The Cavs lost in overtime because Kyrie Irving didn’t score on every single shot he took.
–Okay, let me get this out of the way: Kyrie Irving turned the ball over way too much (seven times) and his defense on Jeff Teague was intermittently phantom-like. And he missed the last shot of the game because he’s a human being who misses shots sometimes.
–With those caveats out of the way: wow. This might have been Irving’s most impressive clutch performance of the season. He positively took over in the fourth quarter and overtime. From the time he re-entered the game in the fourth quarter with about seven minutes remaining in regulation to the final buzzer, he posted 16 points on 6-for-9 shooting. He converted buckets from all over, too: three-pointers, mid-range pull-ups, drives to the rim. Are we seeing one of the five or ten best clutch performers in the league? And is he 19 years old? It’s ridiculous. He missed a bank shot to win the game, and I don’t even care.
–Irving seems to be following the Chris Paul model of point guard-ing lately. He’s trying to get his teammates easy buckets in the early quarters, then shoulder the scoring load in crunch time. Personally, I think this is great. I’m of the opinion that the role of a star point guard is to keep everyone involved for three-and-a-half quarters, then take over when the game is in the balance. It’s just a matter of personal preference, really. The Derrick Rose/Chauncey Billups model works just fine, too. This new approach has had implications upon Irving’s performances, though. He has occasionally forced passes and is turning the ball over too much. A few times in this game, he Euro-stepped toward the basket with the intention to pass, got caught with no options, and threw the ball into traffic. But he’s working the kinks out. I think this mentality will be incredibly beneficial in the coming years as the players around Irving improve.

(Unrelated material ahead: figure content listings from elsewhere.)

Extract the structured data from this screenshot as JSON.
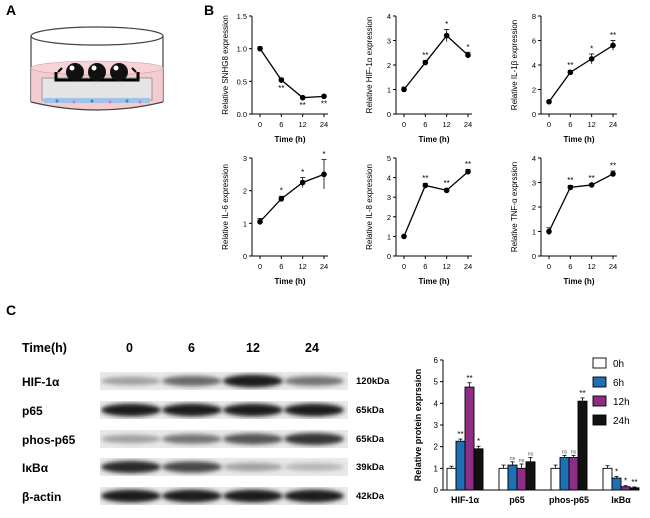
{
  "panels": {
    "a": "A",
    "b": "B",
    "c": "C"
  },
  "line_charts": [
    {
      "id": "snhg8",
      "ylabel": "Relative SNHG8 expression",
      "xlabel": "Time (h)",
      "x": [
        "0",
        "6",
        "12",
        "24"
      ],
      "y": [
        1.0,
        0.52,
        0.25,
        0.27
      ],
      "err": [
        0.03,
        0.03,
        0.02,
        0.02
      ],
      "sig": [
        "",
        "**",
        "**",
        "**"
      ],
      "sig_pos": [
        "",
        "below",
        "below",
        "below"
      ],
      "ylim": [
        0,
        1.5
      ],
      "yticks": [
        "0.0",
        "0.5",
        "1.0",
        "1.5"
      ]
    },
    {
      "id": "hif1a",
      "ylabel": "Relative HIF-1α expression",
      "xlabel": "Time (h)",
      "x": [
        "0",
        "6",
        "12",
        "24"
      ],
      "y": [
        1.0,
        2.1,
        3.2,
        2.4
      ],
      "err": [
        0.1,
        0.08,
        0.25,
        0.12
      ],
      "sig": [
        "",
        "**",
        "*",
        "*"
      ],
      "sig_pos": [
        "",
        "above",
        "above",
        "above"
      ],
      "ylim": [
        0,
        4
      ],
      "yticks": [
        "0",
        "1",
        "2",
        "3",
        "4"
      ]
    },
    {
      "id": "il1b",
      "ylabel": "Relative IL-1β expression",
      "xlabel": "Time (h)",
      "x": [
        "0",
        "6",
        "12",
        "24"
      ],
      "y": [
        1.0,
        3.4,
        4.5,
        5.6
      ],
      "err": [
        0.08,
        0.15,
        0.4,
        0.4
      ],
      "sig": [
        "",
        "**",
        "*",
        "**"
      ],
      "sig_pos": [
        "",
        "above",
        "above",
        "above"
      ],
      "ylim": [
        0,
        8
      ],
      "yticks": [
        "0",
        "2",
        "4",
        "6",
        "8"
      ]
    },
    {
      "id": "il6",
      "ylabel": "Relative IL-6 expression",
      "xlabel": "Time (h)",
      "x": [
        "0",
        "6",
        "12",
        "24"
      ],
      "y": [
        1.05,
        1.75,
        2.25,
        2.5
      ],
      "err": [
        0.1,
        0.08,
        0.15,
        0.45
      ],
      "sig": [
        "",
        "*",
        "*",
        "*"
      ],
      "sig_pos": [
        "",
        "above",
        "above",
        "above"
      ],
      "ylim": [
        0,
        3
      ],
      "yticks": [
        "0",
        "1",
        "2",
        "3"
      ]
    },
    {
      "id": "il8",
      "ylabel": "Relative IL-8 expression",
      "xlabel": "Time (h)",
      "x": [
        "0",
        "6",
        "12",
        "24"
      ],
      "y": [
        1.0,
        3.6,
        3.35,
        4.3
      ],
      "err": [
        0.04,
        0.1,
        0.1,
        0.12
      ],
      "sig": [
        "",
        "**",
        "**",
        "**"
      ],
      "sig_pos": [
        "",
        "above",
        "above",
        "above"
      ],
      "ylim": [
        0,
        5
      ],
      "yticks": [
        "0",
        "1",
        "2",
        "3",
        "4",
        "5"
      ]
    },
    {
      "id": "tnfa",
      "ylabel": "Relative TNF-α exprssion",
      "xlabel": "Time (h)",
      "x": [
        "0",
        "6",
        "12",
        "24"
      ],
      "y": [
        1.0,
        2.8,
        2.9,
        3.35
      ],
      "err": [
        0.15,
        0.08,
        0.06,
        0.12
      ],
      "sig": [
        "",
        "**",
        "**",
        "**"
      ],
      "sig_pos": [
        "",
        "above",
        "above",
        "above"
      ],
      "ylim": [
        0,
        4
      ],
      "yticks": [
        "0",
        "1",
        "2",
        "3",
        "4"
      ]
    }
  ],
  "western_blot": {
    "time_header": "Time(h)",
    "times": [
      "0",
      "6",
      "12",
      "24"
    ],
    "rows": [
      {
        "label": "HIF-1α",
        "kda": "120kDa",
        "intensity": [
          0.35,
          0.6,
          0.95,
          0.55
        ]
      },
      {
        "label": "p65",
        "kda": "65kDa",
        "intensity": [
          0.95,
          0.95,
          0.95,
          0.95
        ]
      },
      {
        "label": "phos-p65",
        "kda": "65kDa",
        "intensity": [
          0.35,
          0.55,
          0.7,
          0.85
        ]
      },
      {
        "label": "IκBα",
        "kda": "39kDa",
        "intensity": [
          0.9,
          0.75,
          0.35,
          0.25
        ]
      },
      {
        "label": "β-actin",
        "kda": "42kDa",
        "intensity": [
          0.95,
          0.95,
          0.95,
          0.95
        ]
      }
    ]
  },
  "chart_data": {
    "type": "bar",
    "ylabel": "Relative protein exprssion",
    "ylim": [
      0,
      6
    ],
    "yticks": [
      "0",
      "1",
      "2",
      "3",
      "4",
      "5",
      "6"
    ],
    "categories": [
      "HIF-1α",
      "p65",
      "phos-p65",
      "IκBα"
    ],
    "legend_position": "right",
    "series": [
      {
        "name": "0h",
        "color": "#ffffff",
        "values": [
          1.0,
          1.0,
          1.0,
          1.0
        ],
        "err": [
          0.1,
          0.15,
          0.15,
          0.12
        ],
        "sig": [
          "",
          "",
          "",
          ""
        ]
      },
      {
        "name": "6h",
        "color": "#1f6fb5",
        "values": [
          2.25,
          1.15,
          1.5,
          0.55
        ],
        "err": [
          0.1,
          0.15,
          0.1,
          0.08
        ],
        "sig": [
          "**",
          "ns",
          "ns",
          "*"
        ]
      },
      {
        "name": "12h",
        "color": "#8e2c86",
        "values": [
          4.75,
          1.0,
          1.5,
          0.15
        ],
        "err": [
          0.2,
          0.2,
          0.1,
          0.05
        ],
        "sig": [
          "**",
          "ns",
          "ns",
          "*"
        ]
      },
      {
        "name": "24h",
        "color": "#111111",
        "values": [
          1.9,
          1.3,
          4.1,
          0.1
        ],
        "err": [
          0.12,
          0.2,
          0.15,
          0.04
        ],
        "sig": [
          "*",
          "ns",
          "**",
          "**"
        ]
      }
    ]
  }
}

–John Hollinger made a really salient point on Twitter after Tristan Thompson got fouled on a dunk attempt in overtime: a handful of times, Irving drove into the lane and deposited the ball in TT’s hands for what should have been an easy dunk or lay-in, but Thompson took way too long to gather before he jumped. Irving could have had a double-double if Thompson didn’t have such a long wind-up motion for his dunks. Someone needs to work with TT as far as being prepared to catch the ball and going up with it right after it hits his hands. He’s too good of an athlete to get fouled or blocked on easy buckets as much as he does.

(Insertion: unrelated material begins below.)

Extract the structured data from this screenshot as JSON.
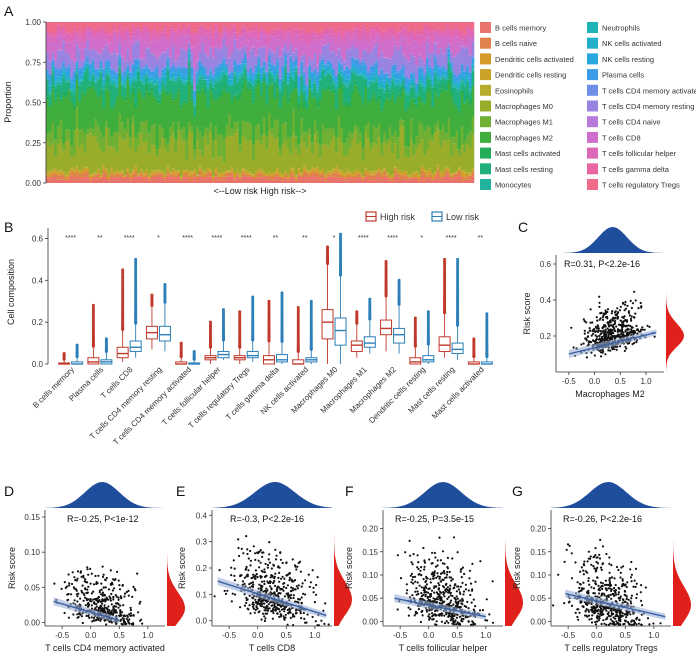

–I know Alonzo Gee had a bad shooting game (it happens), but someone needs to get in his ear about three-pointers: namely that he shouldn’t take them unless he’s got a rack of flames emanating from his shoulders. It’s disconcerting that Gee thinks he’s the type of player that can knock down threes when he totally isn’t. Dude needs to throw a pump fake at the defender and attack the rim.
–I have no thoughts on Donald Sloan. He made no impression upon me. I’m going to need some more time to figure out whether or not this guy is a backup point guard.
–Manny Harris looked like an NBA player. Not a particularly good NBA player (he got lost on defense a lot) but decent. I will continue to pull for Manny Harris until he’s averaging 13 points a game for Real Madrid in the the Euroleague.
–Old Man Jamison was great for the most part, but the late-game sequence in which he took a wild scoop shot from 10 feet out, then fouled Josh Smith on the ensuing fast break was really, really ugly.
–Speaking of Josh Smith, he was 10-for-29 in this game, and I enjoyed every minute he was on the floor.
The Cavs travel to Orlando to face the Magic on Friday. Until tomorrow, friends.